Mr. Jerry Moriarty: Companies will always argue they can do better things with their capital and spend it on the company. However, that is one of the things they sign up for when they have a DB scheme in place, namely, there is going to be a fluctuation in cost. For companies that go to the other side and go back into surplus, the contributions will start to reduce over time. Certainly, companies are probably spending more than they would have planned. The whole idea of the restructuring plan or funding plan that gets put in place is that it is signed off and agreed on between the company and the trustees, and also the regulator if is for longer than 3 years. There is quite a bit of toing and froing in the negotiations that go on so everybody can come out with a figure they are comfortable with and can live within. Companies have to look at, first, what they can afford and, second, what they want to pay, and try to get the right balance between them.

Chairman (Deputy John Curran):  I am not nit-picking with Mr. Moriarty but it is not just about what they can afford. The point I would make is that it concerns the cost base and competitiveness of a company with a DB scheme versus a company which is trading against the first company but which does not have that scheme.

Mr. Jerry Moriarty: Absolutely. Those companies would have had the opportunity to close those schemes down. Many of them feel strongly that, as part of the overall benefit structure they offer to employees, it is important enough to continue to offer that. I take the point. There are many other things they would prefer to be spending the money on in terms of making the company more competitive.

Chairman (Deputy John Curran):  Mr. Moriarty understands this is a Private Member's Bill. I want to ask one general question. Are there any elements of the Bill that cause him concern?

Mr. Jerry Moriarty: I would not say "concern". There are probably some technical issues around some of the wording in it. For example, it talks about a situation where if a company decides to wind up a plan, it is the trustees who, technically, will have to wind up the plan. Generally, if the company tells the trustees it is going to stop paying contributions, the trustees are forced into winding it up at that stage. However, I am guessing those technical issues can be picked up on. Where categories of members feel they are being treated inequitably, I am not sure about that in some ways because-----

Deputy Willie O'Dea: What I was trying to get at is not so much a winding-up situation because there is legislative provision for wind-up; it is in regard to a restructuring. This is in response to the many representations we have had from company pensioners that they have no input and no part in the negotiations, and they are simply communicated with to say that, as part of the restructuring, the company is going to unilaterally reduce their pension, refuse to pay them cost of living increases or whatever. They simply want an input into that, which is what I was trying to achieve.

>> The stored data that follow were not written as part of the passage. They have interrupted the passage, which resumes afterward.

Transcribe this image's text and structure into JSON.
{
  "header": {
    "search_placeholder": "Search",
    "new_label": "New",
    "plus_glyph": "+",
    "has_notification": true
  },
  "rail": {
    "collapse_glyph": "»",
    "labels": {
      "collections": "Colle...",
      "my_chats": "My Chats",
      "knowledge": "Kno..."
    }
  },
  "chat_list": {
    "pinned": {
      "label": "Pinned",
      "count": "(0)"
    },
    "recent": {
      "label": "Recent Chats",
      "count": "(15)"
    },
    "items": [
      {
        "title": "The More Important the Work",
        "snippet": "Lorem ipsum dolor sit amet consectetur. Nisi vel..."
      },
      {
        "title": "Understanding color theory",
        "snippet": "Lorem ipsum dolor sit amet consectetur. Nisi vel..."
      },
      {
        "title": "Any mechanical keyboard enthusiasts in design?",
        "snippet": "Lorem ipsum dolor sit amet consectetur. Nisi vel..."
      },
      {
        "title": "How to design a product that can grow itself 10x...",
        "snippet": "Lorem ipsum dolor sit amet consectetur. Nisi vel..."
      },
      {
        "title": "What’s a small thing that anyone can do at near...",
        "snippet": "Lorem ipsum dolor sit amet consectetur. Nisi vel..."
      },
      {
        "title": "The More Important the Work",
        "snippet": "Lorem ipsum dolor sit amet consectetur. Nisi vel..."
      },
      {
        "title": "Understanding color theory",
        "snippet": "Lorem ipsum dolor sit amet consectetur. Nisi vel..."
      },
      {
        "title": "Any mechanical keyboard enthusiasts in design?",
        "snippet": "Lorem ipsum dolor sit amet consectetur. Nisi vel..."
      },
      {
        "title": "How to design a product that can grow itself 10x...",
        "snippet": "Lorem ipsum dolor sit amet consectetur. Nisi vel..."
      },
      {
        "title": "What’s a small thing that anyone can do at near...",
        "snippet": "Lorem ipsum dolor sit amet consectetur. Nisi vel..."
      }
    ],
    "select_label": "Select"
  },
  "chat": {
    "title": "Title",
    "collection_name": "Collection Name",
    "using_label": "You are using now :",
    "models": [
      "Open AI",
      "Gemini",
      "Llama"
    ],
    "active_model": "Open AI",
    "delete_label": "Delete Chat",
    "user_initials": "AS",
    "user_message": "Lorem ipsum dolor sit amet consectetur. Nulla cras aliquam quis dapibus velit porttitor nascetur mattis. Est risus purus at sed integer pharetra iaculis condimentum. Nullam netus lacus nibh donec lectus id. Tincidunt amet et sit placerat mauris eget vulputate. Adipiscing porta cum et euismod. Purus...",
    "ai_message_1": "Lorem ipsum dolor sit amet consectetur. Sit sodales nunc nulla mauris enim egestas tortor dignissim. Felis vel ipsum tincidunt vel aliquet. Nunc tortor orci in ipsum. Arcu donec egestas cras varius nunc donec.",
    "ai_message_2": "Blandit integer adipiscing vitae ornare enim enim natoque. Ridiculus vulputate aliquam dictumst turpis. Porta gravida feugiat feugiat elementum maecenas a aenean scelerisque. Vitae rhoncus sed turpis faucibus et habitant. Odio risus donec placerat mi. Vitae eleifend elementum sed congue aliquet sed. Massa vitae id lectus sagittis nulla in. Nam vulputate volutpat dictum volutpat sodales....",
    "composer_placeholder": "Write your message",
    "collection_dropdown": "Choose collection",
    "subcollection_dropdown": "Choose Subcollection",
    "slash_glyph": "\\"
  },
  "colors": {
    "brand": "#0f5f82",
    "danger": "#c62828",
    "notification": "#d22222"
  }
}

Mr. Jerry Moriarty: That helps in terms of context. I understand the point because I hear a lot of those arguments. I suppose pensioners feel a bit left out because trade unions negotiate on the part of current employees, and deferred pensioners and people who have left the company probably do not get a lot of say and, other than the fact they are communicated with and have the right to respond to that communication but then, things can move on. It is probably more a question for the Pensions Authority as to what it can do and what the output that would be. I better understand the context now.

Deputy Willie O'Dea: To add to the Chairman's question, would it have been better if we put in an appeal to the FSPO rather than the Pensions Authority?

Mr. Jerry Moriarty: It probably comes more within the remit of the Pensions Authority because it is the party that signs off on those restructuring proposals as part of the plans. The FSPO is more specifically in regard to whether there has been malpractice and so on.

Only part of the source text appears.